Failure to Maintain a Qualified Infection Preventionist
Penalty
Summary
The facility failed to designate a consistent qualified individual onsite who was responsible for implementing programs and activities to prevent and control infections for one of 10 months, identified as April 2026. The facility’s Infection Control Plan, Program and Committee policy, last reviewed on 1/6/26, stated that the designated Infection Preventionist is responsible for oversight of the infection control program and serves as a consultant to staff on infectious diseases, resident room placement, isolation precautions, staff and resident exposures, and surveillance and epidemiological investigations. During interviews, Human Resource staff stated that the former Infection Preventionist resigned, with the last day of employment on 4/4/26. A Registered Nurse who took over the infection control program stated she assumed the role on 4/4/26, was also supervising the building, looked at records to see if any were reportable, and had not been able to fully do the work since starting, estimating about 12 hours per week.
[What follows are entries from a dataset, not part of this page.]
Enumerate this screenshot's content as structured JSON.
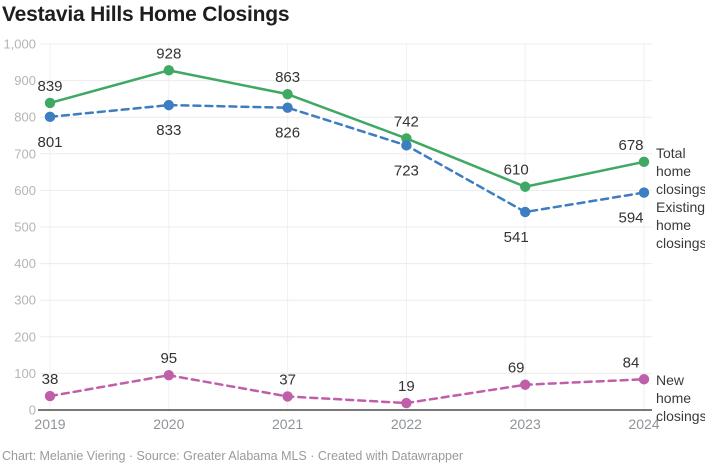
{
  "header": {
    "title": "Vestavia Hills Home Closings"
  },
  "chart_data": {
    "type": "line",
    "title": "Vestavia Hills Home Closings",
    "categories": [
      "2019",
      "2020",
      "2021",
      "2022",
      "2023",
      "2024"
    ],
    "series": [
      {
        "name": "Total home closings",
        "values": [
          839,
          928,
          863,
          742,
          610,
          678
        ],
        "color": "#3fa863",
        "line_style": "solid",
        "label_position": "above"
      },
      {
        "name": "Existing home closings",
        "values": [
          801,
          833,
          826,
          723,
          541,
          594
        ],
        "color": "#3d7dc1",
        "line_style": "dashed",
        "label_position": "below"
      },
      {
        "name": "New home closings",
        "values": [
          38,
          95,
          37,
          19,
          69,
          84
        ],
        "color": "#bf5fa9",
        "line_style": "dashed",
        "label_position": "above"
      }
    ],
    "xlabel": "",
    "ylabel": "",
    "ylim": [
      0,
      1000
    ],
    "yticks": [
      0,
      100,
      200,
      300,
      400,
      500,
      600,
      700,
      800,
      900,
      1000
    ],
    "ytick_labels": [
      "0",
      "100",
      "200",
      "300",
      "400",
      "500",
      "600",
      "700",
      "800",
      "900",
      "1,000"
    ],
    "grid": true,
    "legend_position": "right",
    "colors": {
      "grid_line": "#ececec",
      "vertical_grid_line": "#f1f1f1",
      "axis_line": "#4d4d4d",
      "ytick_label": "#b5b5b5",
      "xtick_label": "#8f9499",
      "data_label": "#333333"
    }
  },
  "footer": {
    "text": "Chart: Melanie Viering · Source: Greater Alabama MLS · Created with Datawrapper"
  }
}
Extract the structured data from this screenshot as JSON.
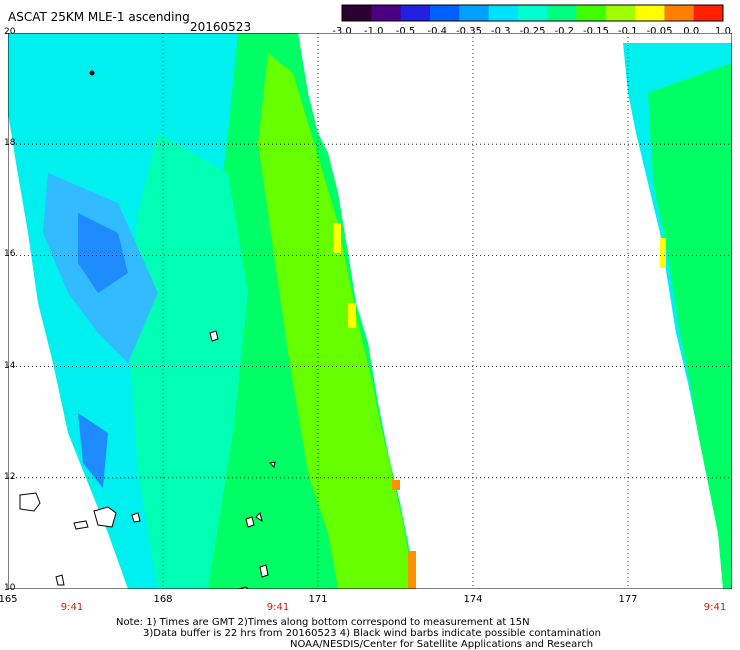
{
  "header": {
    "title": "ASCAT 25KM MLE-1 ascending",
    "date": "20160523"
  },
  "colorbar": {
    "labels": [
      "-3.0",
      "-1.0",
      "-0.5",
      "-0.4",
      "-0.35",
      "-0.3",
      "-0.25",
      "-0.2",
      "-0.15",
      "-0.1",
      "-0.05",
      "0.0",
      "1.0"
    ],
    "colors": [
      "#2a0030",
      "#4b0082",
      "#2020e0",
      "#0060ff",
      "#00a0ff",
      "#00e0ff",
      "#00ffd0",
      "#00ff80",
      "#40ff00",
      "#a0ff00",
      "#ffff00",
      "#ff8000",
      "#ff2000"
    ]
  },
  "map": {
    "lat_labels": [
      "20",
      "18",
      "16",
      "14",
      "12",
      "10"
    ],
    "lon_labels": [
      "165",
      "168",
      "171",
      "174",
      "177"
    ],
    "time_labels": [
      "9:41",
      "9:41",
      "9:41"
    ],
    "land_color": "#ffffff",
    "colors": {
      "deep_blue": "#1e8cff",
      "light_blue": "#33bbff",
      "cyan": "#00f0f0",
      "aqua_green": "#00ffb4",
      "green": "#00ff64",
      "lime": "#66ff00",
      "yellow": "#ffff00",
      "orange": "#ff9000"
    }
  },
  "footer": {
    "note1": "Note: 1) Times are GMT 2)Times along bottom correspond to measurement at 15N",
    "note2": "3)Data buffer is 22 hrs from 20160523 4) Black wind barbs indicate possible contamination",
    "credit": "NOAA/NESDIS/Center for Satellite Applications and Research"
  }
}
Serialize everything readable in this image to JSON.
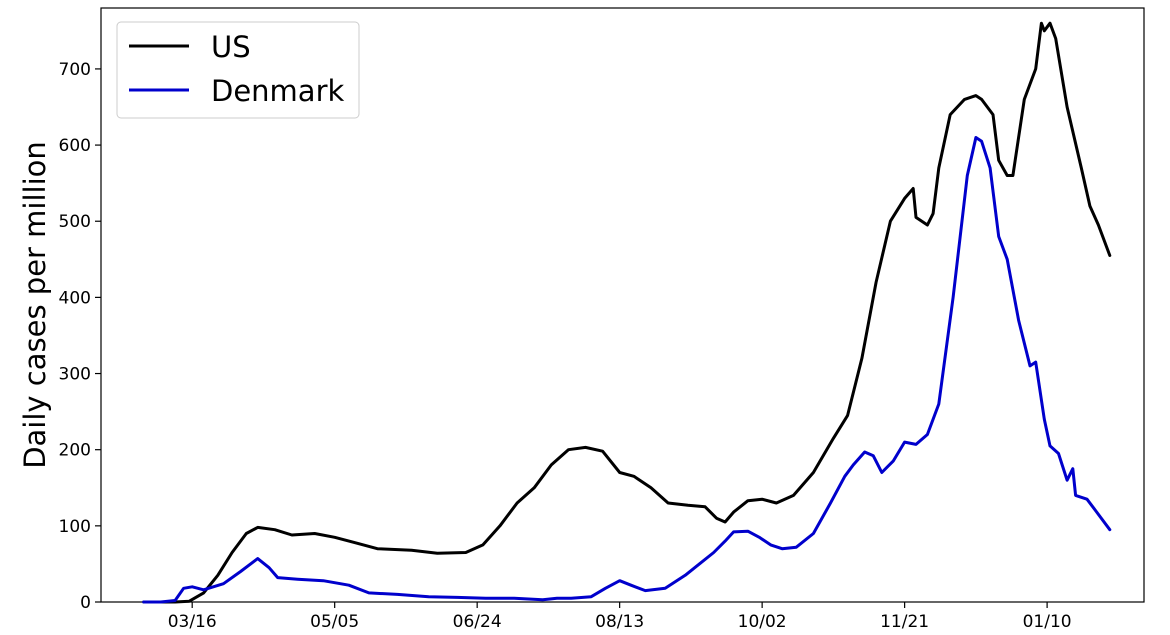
{
  "chart_data": {
    "type": "line",
    "title": "",
    "xlabel": "",
    "ylabel": "Daily cases per million",
    "ylim": [
      0,
      780
    ],
    "xlim": [
      "2020-02-13",
      "2021-02-13"
    ],
    "grid": false,
    "legend": "top-left",
    "x_ticks": [
      {
        "date": "2020-03-16",
        "label": "03/16"
      },
      {
        "date": "2020-05-05",
        "label": "05/05"
      },
      {
        "date": "2020-06-24",
        "label": "06/24"
      },
      {
        "date": "2020-08-13",
        "label": "08/13"
      },
      {
        "date": "2020-10-02",
        "label": "10/02"
      },
      {
        "date": "2020-11-21",
        "label": "11/21"
      },
      {
        "date": "2021-01-10",
        "label": "01/10"
      }
    ],
    "y_ticks": [
      0,
      100,
      200,
      300,
      400,
      500,
      600,
      700
    ],
    "series": [
      {
        "name": "US",
        "color": "#000000",
        "points": [
          [
            "2020-02-28",
            0
          ],
          [
            "2020-03-10",
            0
          ],
          [
            "2020-03-15",
            1
          ],
          [
            "2020-03-20",
            12
          ],
          [
            "2020-03-25",
            35
          ],
          [
            "2020-03-30",
            65
          ],
          [
            "2020-04-04",
            90
          ],
          [
            "2020-04-08",
            98
          ],
          [
            "2020-04-14",
            95
          ],
          [
            "2020-04-20",
            88
          ],
          [
            "2020-04-28",
            90
          ],
          [
            "2020-05-05",
            85
          ],
          [
            "2020-05-12",
            78
          ],
          [
            "2020-05-20",
            70
          ],
          [
            "2020-06-01",
            68
          ],
          [
            "2020-06-10",
            64
          ],
          [
            "2020-06-20",
            65
          ],
          [
            "2020-06-26",
            75
          ],
          [
            "2020-07-02",
            100
          ],
          [
            "2020-07-08",
            130
          ],
          [
            "2020-07-14",
            150
          ],
          [
            "2020-07-20",
            180
          ],
          [
            "2020-07-26",
            200
          ],
          [
            "2020-08-01",
            203
          ],
          [
            "2020-08-07",
            198
          ],
          [
            "2020-08-13",
            170
          ],
          [
            "2020-08-18",
            165
          ],
          [
            "2020-08-24",
            150
          ],
          [
            "2020-08-30",
            130
          ],
          [
            "2020-09-06",
            127
          ],
          [
            "2020-09-12",
            125
          ],
          [
            "2020-09-16",
            110
          ],
          [
            "2020-09-19",
            105
          ],
          [
            "2020-09-22",
            118
          ],
          [
            "2020-09-27",
            133
          ],
          [
            "2020-10-02",
            135
          ],
          [
            "2020-10-07",
            130
          ],
          [
            "2020-10-13",
            140
          ],
          [
            "2020-10-20",
            170
          ],
          [
            "2020-10-27",
            215
          ],
          [
            "2020-11-01",
            245
          ],
          [
            "2020-11-06",
            320
          ],
          [
            "2020-11-11",
            420
          ],
          [
            "2020-11-16",
            500
          ],
          [
            "2020-11-21",
            530
          ],
          [
            "2020-11-24",
            543
          ],
          [
            "2020-11-25",
            505
          ],
          [
            "2020-11-29",
            495
          ],
          [
            "2020-12-01",
            510
          ],
          [
            "2020-12-03",
            570
          ],
          [
            "2020-12-07",
            640
          ],
          [
            "2020-12-12",
            660
          ],
          [
            "2020-12-16",
            665
          ],
          [
            "2020-12-18",
            660
          ],
          [
            "2020-12-22",
            640
          ],
          [
            "2020-12-24",
            580
          ],
          [
            "2020-12-27",
            560
          ],
          [
            "2020-12-29",
            560
          ],
          [
            "2021-01-02",
            660
          ],
          [
            "2021-01-06",
            700
          ],
          [
            "2021-01-08",
            760
          ],
          [
            "2021-01-09",
            750
          ],
          [
            "2021-01-11",
            760
          ],
          [
            "2021-01-13",
            740
          ],
          [
            "2021-01-17",
            650
          ],
          [
            "2021-01-22",
            570
          ],
          [
            "2021-01-25",
            520
          ],
          [
            "2021-01-28",
            495
          ],
          [
            "2021-02-01",
            455
          ]
        ]
      },
      {
        "name": "Denmark",
        "color": "#0000cc",
        "points": [
          [
            "2020-02-28",
            0
          ],
          [
            "2020-03-05",
            0
          ],
          [
            "2020-03-10",
            2
          ],
          [
            "2020-03-13",
            18
          ],
          [
            "2020-03-16",
            20
          ],
          [
            "2020-03-20",
            16
          ],
          [
            "2020-03-27",
            24
          ],
          [
            "2020-04-02",
            40
          ],
          [
            "2020-04-08",
            57
          ],
          [
            "2020-04-12",
            45
          ],
          [
            "2020-04-15",
            32
          ],
          [
            "2020-04-22",
            30
          ],
          [
            "2020-05-01",
            28
          ],
          [
            "2020-05-10",
            22
          ],
          [
            "2020-05-17",
            12
          ],
          [
            "2020-05-27",
            10
          ],
          [
            "2020-06-07",
            7
          ],
          [
            "2020-06-17",
            6
          ],
          [
            "2020-06-27",
            5
          ],
          [
            "2020-07-07",
            5
          ],
          [
            "2020-07-17",
            3
          ],
          [
            "2020-07-22",
            5
          ],
          [
            "2020-07-27",
            5
          ],
          [
            "2020-08-03",
            7
          ],
          [
            "2020-08-08",
            18
          ],
          [
            "2020-08-13",
            28
          ],
          [
            "2020-08-17",
            22
          ],
          [
            "2020-08-22",
            15
          ],
          [
            "2020-08-29",
            18
          ],
          [
            "2020-09-05",
            35
          ],
          [
            "2020-09-10",
            50
          ],
          [
            "2020-09-15",
            65
          ],
          [
            "2020-09-19",
            80
          ],
          [
            "2020-09-22",
            92
          ],
          [
            "2020-09-27",
            93
          ],
          [
            "2020-10-01",
            85
          ],
          [
            "2020-10-05",
            75
          ],
          [
            "2020-10-09",
            70
          ],
          [
            "2020-10-14",
            72
          ],
          [
            "2020-10-20",
            90
          ],
          [
            "2020-10-26",
            130
          ],
          [
            "2020-10-31",
            165
          ],
          [
            "2020-11-03",
            180
          ],
          [
            "2020-11-07",
            197
          ],
          [
            "2020-11-10",
            192
          ],
          [
            "2020-11-13",
            170
          ],
          [
            "2020-11-17",
            185
          ],
          [
            "2020-11-21",
            210
          ],
          [
            "2020-11-25",
            207
          ],
          [
            "2020-11-29",
            220
          ],
          [
            "2020-12-03",
            260
          ],
          [
            "2020-12-08",
            400
          ],
          [
            "2020-12-13",
            560
          ],
          [
            "2020-12-16",
            610
          ],
          [
            "2020-12-18",
            605
          ],
          [
            "2020-12-21",
            570
          ],
          [
            "2020-12-24",
            480
          ],
          [
            "2020-12-27",
            450
          ],
          [
            "2020-12-31",
            370
          ],
          [
            "2021-01-04",
            310
          ],
          [
            "2021-01-06",
            315
          ],
          [
            "2021-01-09",
            240
          ],
          [
            "2021-01-11",
            205
          ],
          [
            "2021-01-14",
            195
          ],
          [
            "2021-01-17",
            160
          ],
          [
            "2021-01-19",
            175
          ],
          [
            "2021-01-20",
            140
          ],
          [
            "2021-01-24",
            135
          ],
          [
            "2021-01-27",
            120
          ],
          [
            "2021-02-01",
            95
          ]
        ]
      }
    ]
  }
}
She also stated that her infection control training and certification had been completed long ago and she would need to find it. Review of the facility-provided certification courses showed training completed in 2022, but there was no certificate for completion of the Nursing Home Infection Preventionist Training Course. Nursing Home Administration confirmed the facility failed to designate a consistent qualified individual onsite responsible for infection prevention and control during that month.